Delivering Tepid Water
Emergency thermostatic mixing valves (TMVs), as well as specially designed on-demand water heaters, are effective solutions for delivering tepid water consistently and reliably to emergency fixtures. Both technologies help ensure that the user will stay in the water rinse for the full 15 minutes.
TMVs. With TMVs, the hot and cold water is brought into the valve, where it is mixed together and then routed over an internal thermal element called a thermostat. The thermostat continuously maintains the temperature of the mixed water flowing through the TMV. If the temperature differs from the valve's set temperature, the thermostat will react and move a mechanism that modulates one or both of the inlet ports until the valve returns to the set temperature, thus ensuring that each emergency fixture is provided with tepid water.
Keep in mind not all TMVs are designed for tepid water. It's important to know that there is a difference between standard thermostatic valves and thermostatic mixing valves designed for emergency fixtures. Standard thermostatic mixing valves are designed to shut off the flow of water if there is a loss to either the hot or cold water supply. This is acceptable for typical domestic situations where a supply of only hot or only cold water would shock someone taking a shower.
However, an emergency application is different in that it’s better for someone to shower in cold water than no water at all. For this reason, emergency valves are designed with a cold-water bypass. Should the thermostat fail or the valve lose its hot water source for any reason, the cold water would still be allowed to flow through the valve to the emergency fixture. If the cold supply is lost, the valve will shut off and prevent the hot water from flowing through the valve to the emergency fixture. This protects the user from the potential dangers of a hot flushing fluid being supplied to the eyewash or shower.

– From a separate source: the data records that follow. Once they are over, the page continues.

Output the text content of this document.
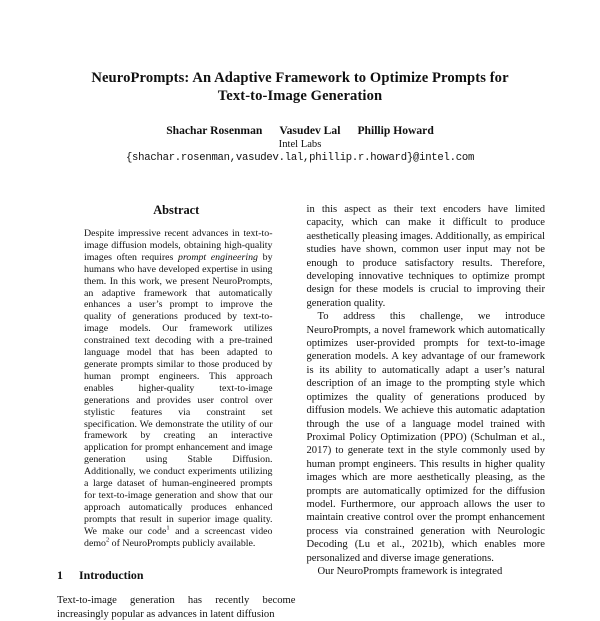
NeuroPrompts: An Adaptive Framework to Optimize Prompts for
Text-to-Image Generation
Shachar Rosenman Vasudev Lal Phillip Howard
Intel Labs
{shachar.rosenman,vasudev.lal,phillip.r.howard}@intel.com
Abstract

Despite impressive recent advances in text-to-image diffusion models, obtaining high-quality images often requires prompt engineering by humans who have developed expertise in using them. In this work, we present NeuroPrompts, an adaptive framework that automatically enhances a user’s prompt to improve the quality of generations produced by text-to-image models. Our framework utilizes constrained text decoding with a pre-trained language model that has been adapted to generate prompts similar to those produced by human prompt engineers. This approach enables higher-quality text-to-image generations and provides user control over stylistic features via constraint set specification. We demonstrate the utility of our framework by creating an interactive application for prompt enhancement and image generation using Stable Diffusion. Additionally, we conduct experiments utilizing a large dataset of human-engineered prompts for text-to-image generation and show that our approach automatically produces enhanced prompts that result in superior image quality. We make our code$^1$ and a screencast video demo$^2$ of NeuroPrompts publicly available.

1 Introduction

Text-to-image generation has recently become increasingly popular as advances in latent diffusion

in this aspect as their text encoders have limited capacity, which can make it difficult to produce aesthetically pleasing images. Additionally, as empirical studies have shown, common user input may not be enough to produce satisfactory results. Therefore, developing innovative techniques to optimize prompt design for these models is crucial to improving their generation quality.

To address this challenge, we introduce NeuroPrompts, a novel framework which automatically optimizes user-provided prompts for text-to-image generation models. A key advantage of our framework is its ability to automatically adapt a user’s natural description of an image to the prompting style which optimizes the quality of generations produced by diffusion models. We achieve this automatic adaptation through the use of a language model trained with Proximal Policy Optimization (PPO) (Schulman et al., 2017) to generate text in the style commonly used by human prompt engineers. This results in higher quality images which are more aesthetically pleasing, as the prompts are automatically optimized for the diffusion model. Furthermore, our approach allows the user to maintain creative control over the prompt enhancement process via constrained generation with Neurologic Decoding (Lu et al., 2021b), which enables more personalized and diverse image generations.

Our NeuroPrompts framework is integrated
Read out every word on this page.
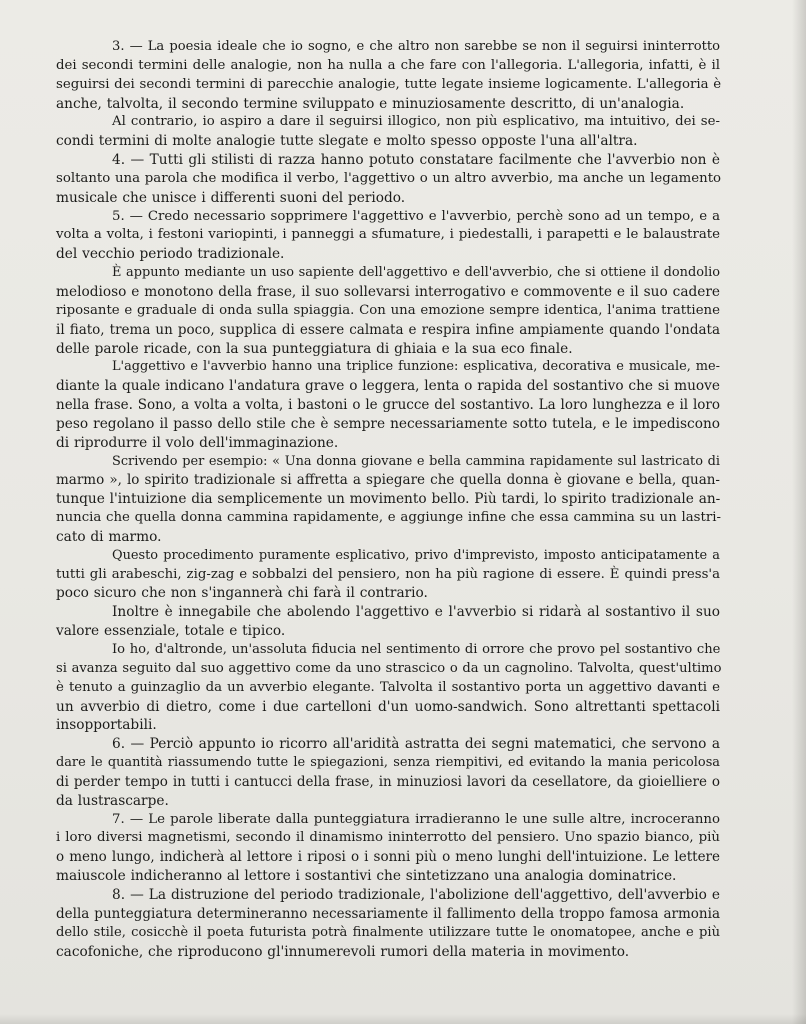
3. — La poesia ideale che io sogno, e che altro non sarebbe se non il seguirsi ininterrotto
dei secondi termini delle analogie, non ha nulla a che fare con l'allegoria. L'allegoria, infatti, è il
seguirsi dei secondi termini di parecchie analogie, tutte legate insieme logicamente. L'allegoria è
anche, talvolta, il secondo termine sviluppato e minuziosamente descritto, di un'analogia.
Al contrario, io aspiro a dare il seguirsi illogico, non più esplicativo, ma intuitivo, dei se-
condi termini di molte analogie tutte slegate e molto spesso opposte l'una all'altra.
4. — Tutti gli stilisti di razza hanno potuto constatare facilmente che l'avverbio non è
soltanto una parola che modifica il verbo, l'aggettivo o un altro avverbio, ma anche un legamento
musicale che unisce i differenti suoni del periodo.
5. — Credo necessario sopprimere l'aggettivo e l'avverbio, perchè sono ad un tempo, e a
volta a volta, i festoni variopinti, i panneggi a sfumature, i piedestalli, i parapetti e le balaustrate
del vecchio periodo tradizionale.
È appunto mediante un uso sapiente dell'aggettivo e dell'avverbio, che si ottiene il dondolio
melodioso e monotono della frase, il suo sollevarsi interrogativo e commovente e il suo cadere
riposante e graduale di onda sulla spiaggia. Con una emozione sempre identica, l'anima trattiene
il fiato, trema un poco, supplica di essere calmata e respira infine ampiamente quando l'ondata
delle parole ricade, con la sua punteggiatura di ghiaia e la sua eco finale.
L'aggettivo e l'avverbio hanno una triplice funzione: esplicativa, decorativa e musicale, me-
diante la quale indicano l'andatura grave o leggera, lenta o rapida del sostantivo che si muove
nella frase. Sono, a volta a volta, i bastoni o le grucce del sostantivo. La loro lunghezza e il loro
peso regolano il passo dello stile che è sempre necessariamente sotto tutela, e le impediscono
di riprodurre il volo dell'immaginazione.
Scrivendo per esempio: « Una donna giovane e bella cammina rapidamente sul lastricato di
marmo », lo spirito tradizionale si affretta a spiegare che quella donna è giovane e bella, quan-
tunque l'intuizione dia semplicemente un movimento bello. Più tardi, lo spirito tradizionale an-
nuncia che quella donna cammina rapidamente, e aggiunge infine che essa cammina su un lastri-
cato di marmo.
Questo procedimento puramente esplicativo, privo d'imprevisto, imposto anticipatamente a
tutti gli arabeschi, zig-zag e sobbalzi del pensiero, non ha più ragione di essere. È quindi press'a
poco sicuro che non s'ingannerà chi farà il contrario.
Inoltre è innegabile che abolendo l'aggettivo e l'avverbio si ridarà al sostantivo il suo
valore essenziale, totale e tipico.
Io ho, d'altronde, un'assoluta fiducia nel sentimento di orrore che provo pel sostantivo che
si avanza seguito dal suo aggettivo come da uno strascico o da un cagnolino. Talvolta, quest'ultimo
è tenuto a guinzaglio da un avverbio elegante. Talvolta il sostantivo porta un aggettivo davanti e
un avverbio di dietro, come i due cartelloni d'un uomo-sandwich. Sono altrettanti spettacoli
insopportabili.
6. — Perciò appunto io ricorro all'aridità astratta dei segni matematici, che servono a
dare le quantità riassumendo tutte le spiegazioni, senza riempitivi, ed evitando la mania pericolosa
di perder tempo in tutti i cantucci della frase, in minuziosi lavori da cesellatore, da gioielliere o
da lustrascarpe.
7. — Le parole liberate dalla punteggiatura irradieranno le une sulle altre, incroceranno
i loro diversi magnetismi, secondo il dinamismo ininterrotto del pensiero. Uno spazio bianco, più
o meno lungo, indicherà al lettore i riposi o i sonni più o meno lunghi dell'intuizione. Le lettere
maiuscole indicheranno al lettore i sostantivi che sintetizzano una analogia dominatrice.
8. — La distruzione del periodo tradizionale, l'abolizione dell'aggettivo, dell'avverbio e
della punteggiatura determineranno necessariamente il fallimento della troppo famosa armonia
dello stile, cosicchè il poeta futurista potrà finalmente utilizzare tutte le onomatopee, anche e più
cacofoniche, che riproducono gl'innumerevoli rumori della materia in movimento.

Electric tankless water heaters. There are new, tankless heating systems that are especially efficient and precise in immediately supplying tepid water for use in eyewash and drench shower systems because they contain additional safeguards to prevent scalding of an injured worker. Newer models draw energy only when needed, hold outlet temperature to within plus or minus 1 degree F, and have a low pressure drop (as low as 8 pounds per square inch). Systems with this capacity will minimize potential post-installation complications due to a sudden pressure drop, resulting in minimal pressure at the fixture.
Built with redundant safety and anti-scald features to meet ANSI tepid water requirements, newer heaters quickly can reach the required tepid water temperature and provide injured employees with a consistent flow of tepid water for 15 minutes. Some heaters also offer overshoot purge protection that will automatically open to purge excess hot water when necessary.
From an operational efficiency standpoint, because newer tankless water heaters draw energy only when needed, they can provide significant energy cost savings. In addition, installation of these units is simplified because only one electrical connection and a cold water line are needed.
Keep in mind that tankless water heaters are often sized improperly. While most look only at the average ground water temperature, these products need to be configured based on the lowest ground water temperature. This will ensure the unit heats the water to the proper temperature during the coldest time of the year.
Getting Help for Your Installation
Consulting with a third-party safety consultant and/or an emergency equipment product manufacturer can help determine what type of heating mechanism is best for specific work environments. When dealing with the health and safety of employees, knowing that the appropriate emergency fixtures are installed correctly and prepared with tepid water will promote proper usage and peace of mind for all.